Overcoming resistance

The NDM-1 enzyme’s structure revealed a large cavity (dark gray) capable of binding a variety of known antibiotics (shown in different colors). Once bound, the enzyme can cut the carbapenem ring, destroying the compound’s antibiotic activity. Modeling the interactions computationally can allow researchers to design compounds that will readily adhere to NDM-1 and prevent it from binding with antibiotics. (Argonne National Laboratory.)

As word spread from India last year that common bacteria strains showed resistance to all known antibiotics, some officials feared that terrorists might find a way to weaponize those bacteria and trigger an epidemic. A later study revealed these bacteria were in virtually every modern country’s drinking water supply. Officials worried that if people picked up one of these bugs, became ill and tried taking antibiotics to recover, the bacteria could bypass any drug.

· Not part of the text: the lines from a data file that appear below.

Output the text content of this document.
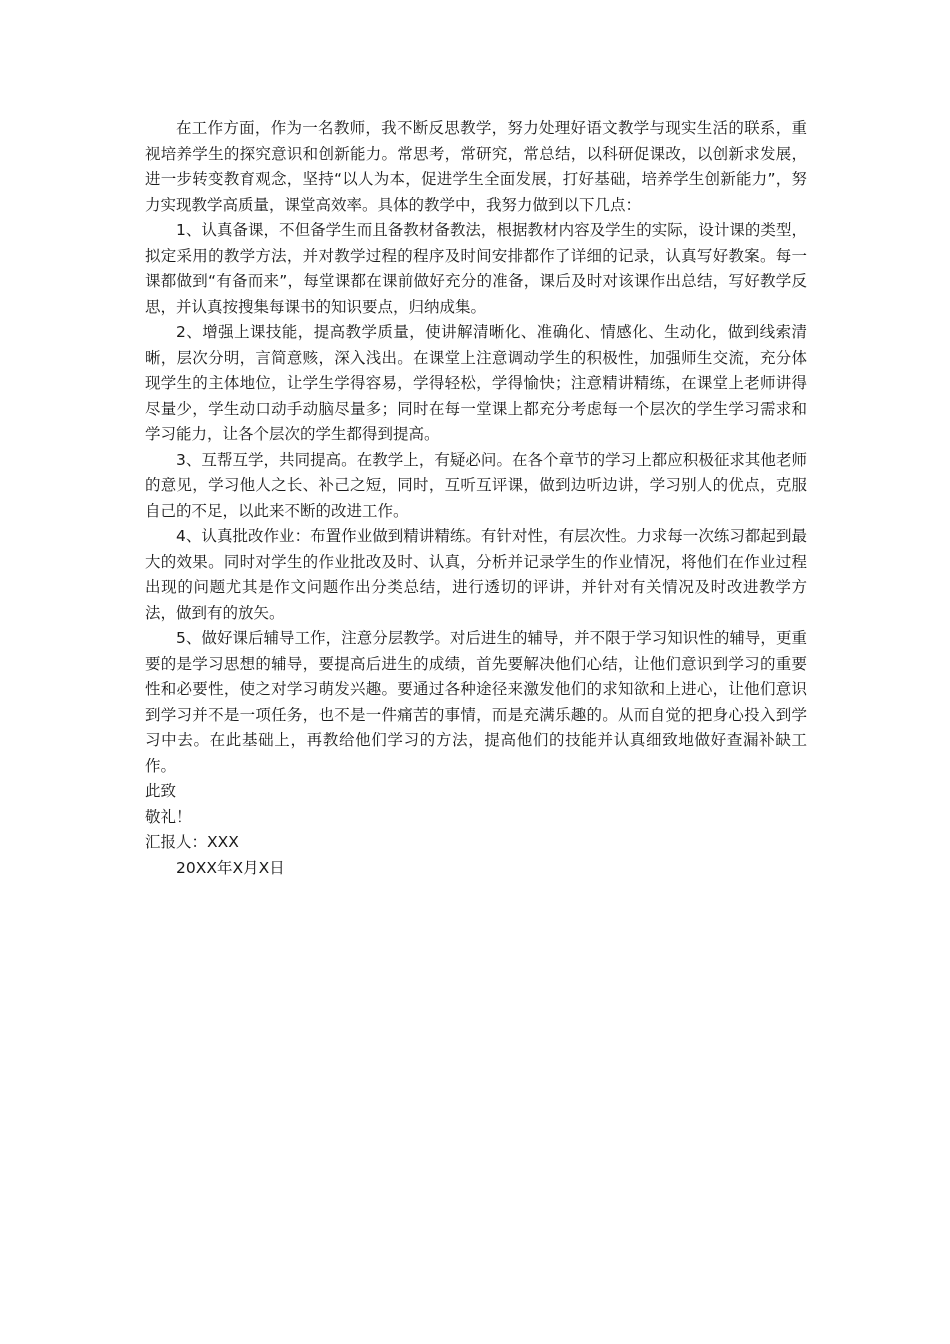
在工作方面，作为一名教师，我不断反思教学，努力处理好语文教学与现实生活的联系，重视培养学生的探究意识和创新能力。常思考，常研究，常总结，以科研促课改，以创新求发展，进一步转变教育观念，坚持“以人为本，促进学生全面发展，打好基础，培养学生创新能力”，努力实现教学高质量，课堂高效率。具体的教学中，我努力做到以下几点：

1、认真备课，不但备学生而且备教材备教法，根据教材内容及学生的实际，设计课的类型，拟定采用的教学方法，并对教学过程的程序及时间安排都作了详细的记录，认真写好教案。每一课都做到“有备而来”，每堂课都在课前做好充分的准备，课后及时对该课作出总结，写好教学反思，并认真按搜集每课书的知识要点，归纳成集。

2、增强上课技能，提高教学质量，使讲解清晰化、准确化、情感化、生动化，做到线索清晰，层次分明，言简意赅，深入浅出。在课堂上注意调动学生的积极性，加强师生交流，充分体现学生的主体地位，让学生学得容易，学得轻松，学得愉快；注意精讲精练，在课堂上老师讲得尽量少，学生动口动手动脑尽量多；同时在每一堂课上都充分考虑每一个层次的学生学习需求和学习能力，让各个层次的学生都得到提高。

3、互帮互学，共同提高。在教学上，有疑必问。在各个章节的学习上都应积极征求其他老师的意见，学习他人之长、补己之短，同时，互听互评课，做到边听边讲，学习别人的优点，克服自己的不足，以此来不断的改进工作。

4、认真批改作业：布置作业做到精讲精练。有针对性，有层次性。力求每一次练习都起到最大的效果。同时对学生的作业批改及时、认真，分析并记录学生的作业情况，将他们在作业过程出现的问题尤其是作文问题作出分类总结，进行透切的评讲，并针对有关情况及时改进教学方法，做到有的放矢。

5、做好课后辅导工作，注意分层教学。对后进生的辅导，并不限于学习知识性的辅导，更重要的是学习思想的辅导，要提高后进生的成绩，首先要解决他们心结，让他们意识到学习的重要性和必要性，使之对学习萌发兴趣。要通过各种途径来激发他们的求知欲和上进心，让他们意识到学习并不是一项任务，也不是一件痛苦的事情，而是充满乐趣的。从而自觉的把身心投入到学习中去。在此基础上，再教给他们学习的方法，提高他们的技能并认真细致地做好查漏补缺工作。

此致

敬礼！

汇报人：XXX

20XX年X月X日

To produce the first publicly available model of a potent enzyme that was making the bacteria into superbugs, groups from across the Department of Energy’s Argonne National Laboratory and collaborators at Texas A&M University plied the computational muscle of Intrepid, the lab’s IBM Blue Gene/P.

Researchers focused on the bacterial enzyme NDM-1 (New Delhi Metallo-β-lactamase), which grabs a piece of the antibiotic beta-lactam ring, breaks it and renders the antibiotic useless. Analysis revealed the enzyme has an enormous and flexible active site, capable of gobbling the stout rings of existing antibiotics, including those of many powerful carbapenems, antibiotics of last resort. Decoding NDM-1 and quickly publishing their findings, the Argonne team documented the enzymes’ promiscuity and uncovered strategic flaws in existing antibiotic development strategies.

“From our simulations it appears that NDM-1 is capable of processing much larger molecules, voiding the easy path” of modifying existing molecules “to breathe new life into old drugs,” says Andrew Binkowski, assistant scientist in Argonne’s biosciences division and a fellow at the University of Chicago’s Computation Institute.

“The NDM-1 story is a really good test case of speed to solution,” says Binkowski, who collaborates with a team from Argonne, the University of Chicago and Northwestern University. “The time to the final solution is really important. If there is an outbreak and we want to quickly find viable drug leads to treat the infection, we can’t afford to wait hundreds of days. We want it in a matter of hours. Intrepid enables that possibility. We went in short order from headlines about a new national security threat to a crystallographic model of the protein used for designing new antibiotics, just months later.”